Wajib Pajak harus dapat menyampaikan bukti bahwa harga transfer yang digunakan dalam transaksi afiliasi adalah harga wajar, yaitu dengan cara melakukan perbandingan. Sesuatu yang dapat diperbandingkan adalah sebagai berikut.
1.Apabila terdapat perbedaan, maka perbedaan ini tidak akan mempengaruhi kondisi yang diperbandingkan (misalnya harga, laba kotor, dll).
2.Penyesuaian perbandingan dapat dilakukan untuk menghilangkan beberapa perbedaan dalam proses perbandingan.
3.Kondisi yang dapat diperbandingkan bukan berarti bahwa kondisi tersebut identik, tetapi perbandingan tersebut haruslah dapat diandalkan dan masuk akal.
Sedangkan menurut paragraf 1.19 -1.35 OECD Guidelines, faktor yang menentukan keterbandingan adalah sebagai berikut.
1.Karakteristik dari barang/jasa/Aktiva tak berwujud
2.Analisis fungsional yaitu analisis fungsi (apakah perusahaan memiliki fungsi yang sama seperti fungsi pabrikasi, distribusi, marketing, riset,dll), analisis resiko (resiko bisnis, resiko pasar, resiko pabrikasi, resiko selisih kurs, resiko persediaan, resiko kredit, dll) dan analisis aset ( besaran asset yang digunakan seperti pabrik dan peralatan, kepemilikan Aktiva tak berwujud, dll).

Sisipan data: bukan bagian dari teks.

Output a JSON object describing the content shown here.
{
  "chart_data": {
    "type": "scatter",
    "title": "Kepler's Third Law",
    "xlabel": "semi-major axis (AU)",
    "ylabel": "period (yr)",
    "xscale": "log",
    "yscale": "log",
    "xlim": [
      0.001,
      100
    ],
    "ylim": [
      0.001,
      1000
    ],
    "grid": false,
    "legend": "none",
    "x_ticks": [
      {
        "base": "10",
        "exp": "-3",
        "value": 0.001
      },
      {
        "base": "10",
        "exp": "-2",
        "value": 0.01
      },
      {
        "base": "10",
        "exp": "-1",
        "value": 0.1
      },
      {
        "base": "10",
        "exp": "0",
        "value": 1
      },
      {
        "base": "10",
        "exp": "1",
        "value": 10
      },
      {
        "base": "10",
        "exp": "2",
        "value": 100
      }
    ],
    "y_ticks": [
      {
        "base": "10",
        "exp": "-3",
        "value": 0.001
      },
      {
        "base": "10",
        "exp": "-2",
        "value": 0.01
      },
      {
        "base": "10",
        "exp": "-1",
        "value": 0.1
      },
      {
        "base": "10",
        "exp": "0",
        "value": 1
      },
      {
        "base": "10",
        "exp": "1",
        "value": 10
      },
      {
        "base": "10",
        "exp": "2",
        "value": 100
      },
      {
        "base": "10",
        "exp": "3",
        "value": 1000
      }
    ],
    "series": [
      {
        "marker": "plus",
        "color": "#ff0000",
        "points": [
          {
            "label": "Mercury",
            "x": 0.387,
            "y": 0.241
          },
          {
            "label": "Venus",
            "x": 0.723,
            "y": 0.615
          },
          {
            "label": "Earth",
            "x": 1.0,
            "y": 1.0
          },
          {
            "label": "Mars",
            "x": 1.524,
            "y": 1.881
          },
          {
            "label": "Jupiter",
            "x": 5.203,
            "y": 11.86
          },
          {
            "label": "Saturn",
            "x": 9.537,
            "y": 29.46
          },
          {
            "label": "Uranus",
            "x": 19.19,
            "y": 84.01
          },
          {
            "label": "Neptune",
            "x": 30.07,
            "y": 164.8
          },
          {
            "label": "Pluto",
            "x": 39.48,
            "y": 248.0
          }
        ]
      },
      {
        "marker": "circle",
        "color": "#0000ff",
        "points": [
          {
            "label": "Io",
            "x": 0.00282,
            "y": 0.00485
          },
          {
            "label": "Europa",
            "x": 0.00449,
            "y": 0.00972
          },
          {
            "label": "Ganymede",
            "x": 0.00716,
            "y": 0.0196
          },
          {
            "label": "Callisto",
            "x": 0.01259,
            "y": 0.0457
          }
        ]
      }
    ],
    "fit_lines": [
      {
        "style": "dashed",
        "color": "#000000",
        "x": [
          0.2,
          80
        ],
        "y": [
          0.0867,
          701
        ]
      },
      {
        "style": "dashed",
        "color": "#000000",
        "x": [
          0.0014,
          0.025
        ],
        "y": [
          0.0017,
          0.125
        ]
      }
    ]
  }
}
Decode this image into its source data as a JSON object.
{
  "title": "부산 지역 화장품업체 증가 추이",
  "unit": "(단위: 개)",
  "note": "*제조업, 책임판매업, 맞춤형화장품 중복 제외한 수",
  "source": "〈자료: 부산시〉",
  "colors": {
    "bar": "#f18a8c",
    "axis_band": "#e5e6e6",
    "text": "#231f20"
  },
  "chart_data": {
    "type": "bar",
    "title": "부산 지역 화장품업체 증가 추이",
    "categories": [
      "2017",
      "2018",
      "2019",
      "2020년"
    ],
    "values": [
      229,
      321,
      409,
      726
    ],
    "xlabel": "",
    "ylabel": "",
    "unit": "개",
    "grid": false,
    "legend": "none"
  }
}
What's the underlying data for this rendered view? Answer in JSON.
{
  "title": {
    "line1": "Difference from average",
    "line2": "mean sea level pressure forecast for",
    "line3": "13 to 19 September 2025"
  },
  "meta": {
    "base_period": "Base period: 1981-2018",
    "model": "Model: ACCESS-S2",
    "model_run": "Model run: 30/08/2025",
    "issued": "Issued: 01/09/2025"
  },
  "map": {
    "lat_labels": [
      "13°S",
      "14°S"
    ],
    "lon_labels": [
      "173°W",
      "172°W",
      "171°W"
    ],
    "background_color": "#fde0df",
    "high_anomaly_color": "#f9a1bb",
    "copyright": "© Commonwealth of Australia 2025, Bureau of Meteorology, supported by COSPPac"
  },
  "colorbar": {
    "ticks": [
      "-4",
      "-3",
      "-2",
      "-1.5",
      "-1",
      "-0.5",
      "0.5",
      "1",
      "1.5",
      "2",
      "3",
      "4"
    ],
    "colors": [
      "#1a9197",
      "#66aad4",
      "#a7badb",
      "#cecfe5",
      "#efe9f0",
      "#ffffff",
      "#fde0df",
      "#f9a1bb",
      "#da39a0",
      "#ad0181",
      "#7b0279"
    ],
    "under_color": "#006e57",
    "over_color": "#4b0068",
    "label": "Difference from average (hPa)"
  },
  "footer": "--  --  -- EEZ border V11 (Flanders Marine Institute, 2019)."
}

3.Syarat/kontrak transaksi
4.Keadaan ekonomi
5.Strategi bisnis
Selain kelima faktor penentu keterbandingan di atas, terdapat beberapa faktor yang dapat dipertimbangkan juga seperti kebijakan pemerintah, penilaian bea cukai, dll.
Data yang digunakan untuk melakukan perbandingan sebaiknya berasal dari beberapa tahun misalnya data tahun 2006 sampai dengan 2008. Lebih baik lagi apabila data berasal dari data perusahaan publik yang dapat diakses oleh setiap orang, sehingga tidak ada pelanggaran atas rahasia jabatan.
Perbandingan dapat dilakukan dengan dua cara yaitu :
1.Perbandingan internal : membandingkan transaksi afiliasi dengan transaksi biasa yang dilakukan oleh perusahaan yang sama. Contoh: harga jual PT A atas barang X ke afiliasi A dibandingkan dengan harga jual barang X ke perusahaan pihak ketiga
2.Perbandingan eksternal : membandingkan transaksi afiliasi dengan transaksi biasa yang dilakukan oleh perusahaan berbeda. Contoh: harga jual PT A atas barang X ke afiliasi A dibandingkan dengan harga jual PT B atas barang X ke perusahaan pihak ketiga
Hasil perbandingan akan menghasilkan apa yang disebut Arm’s Length Range (ALR), yaitu kumpulan dari harga wajar dari perusahaan-perusahaan sejenis yang dibandingkan, mulai dari tertinggi sampai yang paling rendah. Koreksi atas ketidakwajaran harga transfer dapat dilakukan berdasarkan pada ALR ini, yaitu dengan mengambil titik terendah dari ALR, titik tertinggi, rata-rata, atau titik tengah dari ALR. Tetapi, jangan lupa, penentuan titik mana dalam ALR yang akan digunakan sebagai dasar koreksi transfer pricing, haruslah sudah ditentukan oleh peraturan perundangan.